“Cripples, Bastards, and Broken Things”: Functional Diversity and Intersectionality in “Game of Thrones”
Abstract
In recent years we have witnessed the proliferation of academic analyzes and essays based on powerful television fictions; philosophical books and scientific articles on certain series (considered already of cult) are notorious examples of audiovisual productions of great impact in a very high percentage of population that, due to their philosophical, ideological and political connotations, deserve reflections from different fields (ethnoliterary, political , anthropological ...), clearly comparable to studies on other types of more classical materials (literary works, more canonical philosophy essays, etc.).
This proposal focuses on the series “Game of Thrones” to use as a pretext to discuss from / with the intersectionality theory, with emphasis on the transversal axes of feminisms, the performativity of gender and, especially, functional diversity as a paradigm. The phrase pronounced by one of the key characters of this work, Tyrion Lannister (with obvious functional diversity), and which gives rise to the name of one of the chapters: “I have a sensitive place in my heart for cripples and bastards and broken things”, magnificently sums up the orientation of this proposal.

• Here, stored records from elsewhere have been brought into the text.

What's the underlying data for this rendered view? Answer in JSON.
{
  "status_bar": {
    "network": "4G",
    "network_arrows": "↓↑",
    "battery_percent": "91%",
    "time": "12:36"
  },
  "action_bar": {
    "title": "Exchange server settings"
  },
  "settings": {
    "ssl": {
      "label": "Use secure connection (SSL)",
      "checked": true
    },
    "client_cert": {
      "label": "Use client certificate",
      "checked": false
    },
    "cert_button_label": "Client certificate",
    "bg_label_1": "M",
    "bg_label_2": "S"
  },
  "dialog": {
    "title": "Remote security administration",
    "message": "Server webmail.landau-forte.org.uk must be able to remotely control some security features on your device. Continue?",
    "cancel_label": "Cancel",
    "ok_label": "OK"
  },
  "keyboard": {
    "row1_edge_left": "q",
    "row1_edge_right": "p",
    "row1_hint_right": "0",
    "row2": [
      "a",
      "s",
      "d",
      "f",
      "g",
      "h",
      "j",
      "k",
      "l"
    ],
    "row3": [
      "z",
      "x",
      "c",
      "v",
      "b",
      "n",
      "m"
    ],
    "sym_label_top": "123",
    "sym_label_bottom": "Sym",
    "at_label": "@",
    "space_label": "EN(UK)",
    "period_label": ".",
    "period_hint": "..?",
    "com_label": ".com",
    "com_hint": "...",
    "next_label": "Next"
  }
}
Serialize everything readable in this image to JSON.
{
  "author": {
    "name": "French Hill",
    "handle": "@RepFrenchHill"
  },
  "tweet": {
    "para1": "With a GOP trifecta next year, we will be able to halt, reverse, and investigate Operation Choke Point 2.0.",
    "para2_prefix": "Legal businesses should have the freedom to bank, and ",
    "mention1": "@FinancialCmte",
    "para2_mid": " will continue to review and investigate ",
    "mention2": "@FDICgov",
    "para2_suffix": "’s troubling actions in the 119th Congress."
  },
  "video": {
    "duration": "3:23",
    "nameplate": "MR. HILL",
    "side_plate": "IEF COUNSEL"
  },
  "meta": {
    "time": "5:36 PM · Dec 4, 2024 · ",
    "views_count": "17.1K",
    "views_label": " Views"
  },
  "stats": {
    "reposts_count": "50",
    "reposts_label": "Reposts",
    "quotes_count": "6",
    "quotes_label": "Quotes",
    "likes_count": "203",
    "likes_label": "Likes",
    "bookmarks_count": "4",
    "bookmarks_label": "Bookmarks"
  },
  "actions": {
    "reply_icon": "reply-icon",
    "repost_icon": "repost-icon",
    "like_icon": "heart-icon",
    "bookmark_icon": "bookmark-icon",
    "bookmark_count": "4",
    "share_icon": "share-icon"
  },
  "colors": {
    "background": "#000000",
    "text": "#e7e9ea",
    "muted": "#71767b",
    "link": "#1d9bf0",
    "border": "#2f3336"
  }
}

Thus, from the perspective of the “crippled policies” of Melania Moscoso, we propose an analysis of the functional diversity that the series goes through since its inception and in its more radical approaches, but also with / from intersectionality in general: dissenting masculinities and femininities, minorities, radical alterities, monstrosities that become, (almost) all and in different ways, paths of learning, of discovery, of initiation, of acquisition of a moral sense through, in many cases, of the apprehension of the radical vulnerability of the human being.